AVANT LES RUES
de Chloé Leriche

Canada (Québec). 2015. 119 min. Visa : Général
Avec Rykko Bellemare, Kwena Bellemare Boivin et Jacques Newashish

Shawnouk tue un homme lors d'un vol à main armée. Après s'être évadé en forêt, il retourne dans sa communauté et cherche à se libérer par la pratique de rituels traditionnels. À la modernité décalée, Avant les rues oppose un renouement à la culture autochtone et ses traditions, renouement lui-même incarné par les acteurs qui ont participé au film.

« Avec Avant les rues, Chloé Leriche réalise un tour de force en offrant au grand public comme aux cinéphiles la possibilité de découvrir une culture malheureusement méconnue d’où pointe tant de lumière. Ce premier long métrage de la cinéaste est profondément beau, bouleversant et saisissant. »
- Marie-Paule Grimaldi, Ciné-Bulles


Quelques mots de la réalisatrice

Tout juste débarquée de l’avion, Chloé Leriche, l’envie vous prend-elle de déclarer vous aussi : Ich bin ein Berliner?

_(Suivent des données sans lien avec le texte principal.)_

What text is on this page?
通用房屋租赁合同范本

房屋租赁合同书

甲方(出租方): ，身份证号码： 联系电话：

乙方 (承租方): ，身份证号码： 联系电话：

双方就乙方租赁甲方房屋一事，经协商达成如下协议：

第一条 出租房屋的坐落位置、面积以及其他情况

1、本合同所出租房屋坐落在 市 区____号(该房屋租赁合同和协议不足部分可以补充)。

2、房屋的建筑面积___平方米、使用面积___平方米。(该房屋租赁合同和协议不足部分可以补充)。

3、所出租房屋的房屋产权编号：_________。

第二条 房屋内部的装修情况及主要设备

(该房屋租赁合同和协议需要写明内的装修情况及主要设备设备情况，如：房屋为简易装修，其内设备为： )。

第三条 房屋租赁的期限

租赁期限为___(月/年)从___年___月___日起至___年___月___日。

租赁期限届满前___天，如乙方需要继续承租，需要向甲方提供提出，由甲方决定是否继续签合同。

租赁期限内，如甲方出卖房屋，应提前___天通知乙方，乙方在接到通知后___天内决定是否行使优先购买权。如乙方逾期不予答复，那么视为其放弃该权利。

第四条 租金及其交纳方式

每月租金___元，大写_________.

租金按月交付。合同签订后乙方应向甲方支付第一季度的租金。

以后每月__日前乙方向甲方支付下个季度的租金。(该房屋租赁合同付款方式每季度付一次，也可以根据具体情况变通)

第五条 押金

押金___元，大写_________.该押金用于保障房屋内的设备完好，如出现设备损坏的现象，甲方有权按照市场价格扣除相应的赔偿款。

Oui, mais j’aimerais retourner à la Berlinale un jour, pour voir la sélection. C’est un peu honteux, devant les meilleurs films du monde, de ne pas pouvoir en profiter. Mais l’accueil était magnifique. Les journalistes ont apprécié le film, les salles étaient pleines et, pour le dernier Q & A, on a battu le record du festival en termes de durée! Non seulement les gens avaient plusieurs questions pour les comédiens, mais, à chaque Q & A, on leur demandait s’ils pouvaient chanter, c’était comme un spectacle! À la fin, on ne parlait presque plus du film, mais de la culture atika mekw, ça devenait même politique. Jacques et Kwena adoraient témoigner de leur culture. Mais Rykko, l’acteur principal, était moins à l’aise avec la promo. Il s’ennuyait de la forêt. En fait, contrairement aux autres, il a moins envie de continuer dans ce milieu-là… Ça a été une expérience difficile pour lui, parce qu’il est de toutes les scènes, et que c’est un film sombre.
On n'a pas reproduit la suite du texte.